Trotz Einigkeit in Sachfragen kamen sich Kanzler Schröder und sein Amtskollege Schüssel in Wien nicht näher

WIEN taz ■ Leider hat Michael Steiner diesmal sein Gesprächsprotokoll unter Verschluss gehalten. Deswegen wissen wir nur aus der Pressekonferenz, was Gerhard Schröder und sein Amtskollege Wolfgang Schüssel am Samstag in Wien besprochen haben, nämlich die bekannten Probleme der Osterweiterung, Übergangsfristen für Freizügigkeit, die Gefahren des tschechischen AKW Temelín und andere Themen, bei denen sich die Interessen der Nachbarn weitgehend decken. Kein Treffen, das unter normalen Umständen großen Wirbel ausgelöst hätte. Zum Politikum wurde der Besuch durch das demonstrative Übergewicht der Oppositionskontakte und Schröders ausdrücklichen Wunsch, keine FPÖ-Politiker zu treffen.

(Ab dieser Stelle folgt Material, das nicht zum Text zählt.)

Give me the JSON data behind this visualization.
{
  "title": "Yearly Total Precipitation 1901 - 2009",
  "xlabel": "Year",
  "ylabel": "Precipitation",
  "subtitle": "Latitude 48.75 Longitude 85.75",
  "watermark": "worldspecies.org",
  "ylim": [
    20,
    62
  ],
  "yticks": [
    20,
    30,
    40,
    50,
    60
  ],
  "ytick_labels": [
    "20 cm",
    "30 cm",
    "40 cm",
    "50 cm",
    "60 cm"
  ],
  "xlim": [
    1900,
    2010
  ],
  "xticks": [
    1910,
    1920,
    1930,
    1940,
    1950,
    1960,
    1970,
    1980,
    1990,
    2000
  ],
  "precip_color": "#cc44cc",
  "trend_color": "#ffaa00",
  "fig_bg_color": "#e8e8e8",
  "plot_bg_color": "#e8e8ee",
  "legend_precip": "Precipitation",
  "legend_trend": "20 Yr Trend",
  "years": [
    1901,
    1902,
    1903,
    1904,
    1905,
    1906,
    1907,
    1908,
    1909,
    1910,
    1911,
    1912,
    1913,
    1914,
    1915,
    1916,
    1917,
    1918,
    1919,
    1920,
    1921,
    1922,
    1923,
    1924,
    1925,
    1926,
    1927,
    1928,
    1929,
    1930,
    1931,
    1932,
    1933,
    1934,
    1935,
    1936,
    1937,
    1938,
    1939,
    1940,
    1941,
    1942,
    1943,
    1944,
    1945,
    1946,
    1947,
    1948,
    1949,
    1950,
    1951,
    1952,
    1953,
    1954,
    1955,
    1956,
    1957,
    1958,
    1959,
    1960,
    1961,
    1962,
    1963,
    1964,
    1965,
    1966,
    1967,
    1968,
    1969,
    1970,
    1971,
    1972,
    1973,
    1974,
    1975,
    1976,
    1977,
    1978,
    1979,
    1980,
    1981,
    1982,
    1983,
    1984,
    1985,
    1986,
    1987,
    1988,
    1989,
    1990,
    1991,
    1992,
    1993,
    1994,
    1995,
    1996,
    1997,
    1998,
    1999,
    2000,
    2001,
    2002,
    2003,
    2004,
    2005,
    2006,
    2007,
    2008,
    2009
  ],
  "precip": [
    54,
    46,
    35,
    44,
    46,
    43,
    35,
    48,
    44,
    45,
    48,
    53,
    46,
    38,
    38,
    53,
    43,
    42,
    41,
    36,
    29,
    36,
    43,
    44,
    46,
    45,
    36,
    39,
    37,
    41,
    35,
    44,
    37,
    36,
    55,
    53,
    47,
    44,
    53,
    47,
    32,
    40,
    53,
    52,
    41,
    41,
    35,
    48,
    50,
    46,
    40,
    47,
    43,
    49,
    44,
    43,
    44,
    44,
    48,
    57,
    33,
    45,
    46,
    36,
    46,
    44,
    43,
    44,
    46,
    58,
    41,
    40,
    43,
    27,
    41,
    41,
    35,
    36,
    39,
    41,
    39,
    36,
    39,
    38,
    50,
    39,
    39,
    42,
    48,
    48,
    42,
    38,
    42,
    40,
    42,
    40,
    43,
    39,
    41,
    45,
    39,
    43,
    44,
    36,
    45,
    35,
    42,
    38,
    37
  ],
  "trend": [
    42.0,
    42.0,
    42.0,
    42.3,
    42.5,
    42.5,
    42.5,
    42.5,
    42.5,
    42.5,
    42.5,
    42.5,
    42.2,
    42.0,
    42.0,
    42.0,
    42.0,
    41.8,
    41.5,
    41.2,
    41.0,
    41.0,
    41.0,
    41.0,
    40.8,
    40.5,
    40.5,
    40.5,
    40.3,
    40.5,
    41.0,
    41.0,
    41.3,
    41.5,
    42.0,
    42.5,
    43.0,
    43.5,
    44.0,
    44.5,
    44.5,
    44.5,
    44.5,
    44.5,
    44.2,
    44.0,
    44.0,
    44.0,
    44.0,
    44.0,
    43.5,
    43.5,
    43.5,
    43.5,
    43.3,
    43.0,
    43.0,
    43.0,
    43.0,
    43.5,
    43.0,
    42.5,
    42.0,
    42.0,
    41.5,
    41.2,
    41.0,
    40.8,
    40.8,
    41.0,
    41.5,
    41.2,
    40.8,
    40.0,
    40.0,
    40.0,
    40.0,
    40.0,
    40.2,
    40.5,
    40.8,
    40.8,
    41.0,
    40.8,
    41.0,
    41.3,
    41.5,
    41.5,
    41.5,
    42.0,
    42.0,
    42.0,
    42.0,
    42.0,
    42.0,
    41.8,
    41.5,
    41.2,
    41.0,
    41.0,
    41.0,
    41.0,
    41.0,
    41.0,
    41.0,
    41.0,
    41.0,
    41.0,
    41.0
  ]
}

Jörg Haider hatte den Kanzler in seiner Aschermittwochsrede als „Koffer in Berlin“ apostrophiert. Der Übersetzungsdienst wird Schröder aufgeklärt haben, dass man in Wien unter einem „Koffer“ eine wenig geistreiche Person versteht. Schüssel, der Haiders Sprüche normalerweise unkommentiert lässt, um den prekären Koalitionspakt nicht zu gefährden, fühlte sich nun doch bemüßigt, die Wortwahl des früheren FPÖ-Chefs zu tadeln. „Leider gibt’s immer wieder einen Ton in der Politik, der nicht in Ordnung ist.“ Nicht ohne im gleichen Atemzug die Rechtfertigung nachzuliefern: „Falsche Töne hatten auch uns getroffen. Man muss das in seiner Gesamtheit sehen, dass ein Land nämlich seine Würde hat. Da schwingen Verletzungen mit.“

Die Rolle Deutschlands bei der EU-Sanktionspolitik gegen die schwarz-blaue Regierung ist nicht vergessen – zumal Schröder es unterließ, sich Asche aufs Haupt zu streuen: „Ich sehe die Sanktionen nicht als Fehler. Es geht jetzt aber um die Gegenwart und die Zukunft.“ Auch Jörg Haider zeigte wenig Reue: „Herr Schröder gebärdet sich wie ein Feudalherr im 19. Jahrhundert mit Zigarre und bombigem Stil.“

Die Medien konnten bei Schröders Auftritten keine Protokollverletzung feststellen. Das Arbeitstreffen mit Schüssel sei der Mittelpunkt des Besuchs, stellte dieser schon am Flughafen klar und begab sich stracks zum Sommerfest der „Aktion kritischer Wähler“ in der Kreisky-Villa. Dort versuchte er sich als legitimer Nachfolger von Olof Palme und Willy Brandt zu präsentieren, die sich bei Bruno Kreisky in bester Gesellschaft gefühlt hatten: „Nehmt es, wie es ist. Ich bin interessiert an guten Beziehungen zu Österreich, dazu gehört auch die Politik. Man hat aber nicht nur Verstand, man hat auch Herz, und das schlägt in der Kontinuität der drei großen Sozialdemokraten.“

Dass Schröder dann nach den Terminen bei Schüssel und Bundespräsident Thomas Klestil ein Treffen mit Künstlern und Intellektuellen bei André Heller einer Volkstanzdarbietung in Begleitung Schüssels vorzog, ist wohl auch in diesem Sinne zu deuten: korrekte Beziehungen zur Bundesregierung begründen noch keine Männerfreundschaft.